Using a Python program I wrote with a simplified version of AlexNet's convolution/pool/fully-connected network to classify images, I was shocked to find that my new computer was 4 times slower per training iteration.
Additionally, though I confirmed (by running "nvidia-smi") that the Caffe training program was running as a compute job on the 1080 Ti, the training was just as slow as when I ran it on the CPU. So, it's as if the GPU was offering no help on network training.
After Googling, I thought it may be a 1080 Ti driver incompatibility with Caffe; I have 384.98 installed, but I also tried 375.82 with the same results. I also attempted to install 367.35, but it was incompatible with my Linux kernel and failed installation, which is the edge of my knowledge on drivers and kernels. Can anyone say what drivers they've successfully used for 1080 Ti running Caffe?
More Googling indicated that there many be a problem with FP16 running very slowly on 1080 Ti. I couldn't find results for whether Caffe is using FP16 or a way I can force it to use FP32 to see if that's the problem. Does anyone know if I can ensure I'm training with FP32 so that I can rule that out?
My setup is:
Processor: Intel i7 6850K
Motherboard: Asus X99-E
RAM: Ballistix Sport LT 16GB (2x 8GB) DDR4 2666MHz SR
Graphics Card: EVGA GTX 1080 Ti FTW3
SSD: Samsung 850 EVO 500GB SATA
OS: Ubuntu 17.04
CUDA: 9.0 (I also have CUDA 8.0 installed, which I think was automatically installed with TensorFlow)
cuDNN: 7.0.4
Graphics Card Driver: 384.98
Running "top", my CPU hovers around 100% usage when the training is running; RAM is only at 6% usage. "nvidia-smi" says the job only takes 189MiB of my graphics card's available 11171MiB.

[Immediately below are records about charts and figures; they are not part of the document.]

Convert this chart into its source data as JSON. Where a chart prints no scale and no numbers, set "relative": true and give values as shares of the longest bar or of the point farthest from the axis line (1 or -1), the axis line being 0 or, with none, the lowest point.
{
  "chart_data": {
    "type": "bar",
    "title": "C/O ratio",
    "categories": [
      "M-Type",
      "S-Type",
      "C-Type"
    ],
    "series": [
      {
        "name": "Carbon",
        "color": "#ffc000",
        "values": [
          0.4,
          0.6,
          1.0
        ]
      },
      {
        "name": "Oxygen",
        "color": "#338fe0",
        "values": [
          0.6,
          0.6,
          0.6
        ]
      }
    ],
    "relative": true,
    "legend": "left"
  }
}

I installed Caffe via "sudo apt install caffe-cuda", and in my program, I set "s.solver_mode = caffe_pb2.SolverParameter.GPU", "caffe.set_device(0)", and confirmed that the solver prototxt showed GPU.

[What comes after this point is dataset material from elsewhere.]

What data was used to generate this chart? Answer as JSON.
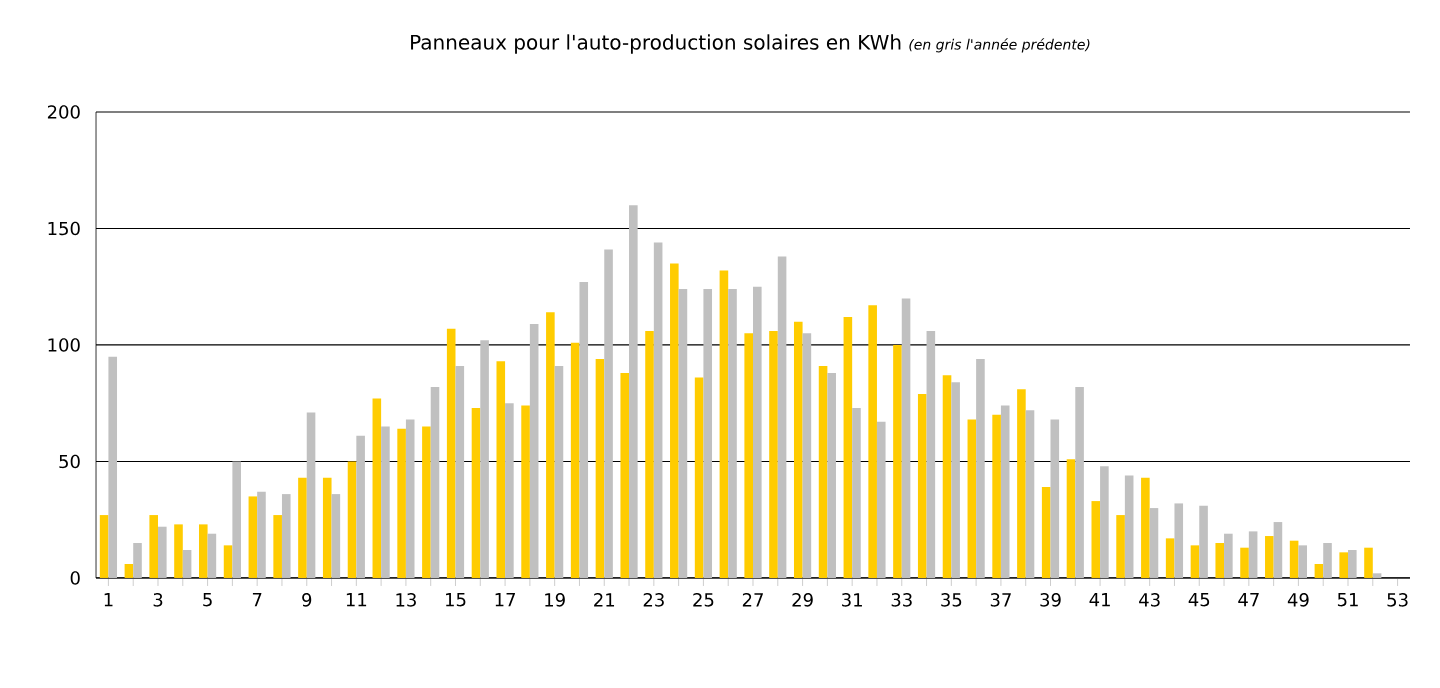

When I confirmed that the training was just as slow on the CPU, I had run "sudo apt purge caffe-cuda", then "sudo apt install caffe-cpu". I also set "s.solver_mode = caffe_pb2.SolverParameter.CPU" and confirmed with "nvidia-smi" that the job did not show up on the graphics card. Of note, it doesn't seem like the solver_mode line has any affect on whether the job goes to the GPU; all that mattered was whether I had installed caffe-cuda or caffe-cpu.
After installing CUDA 9.0, I ran their recommended deviceQuery and bandwithTest; both passed.
After cuDNN installation, I ran their recommended MNIST sample test, which passed.
Any ideas? I'm happy to post any outputs you think could help diagnose this for me and the next guy.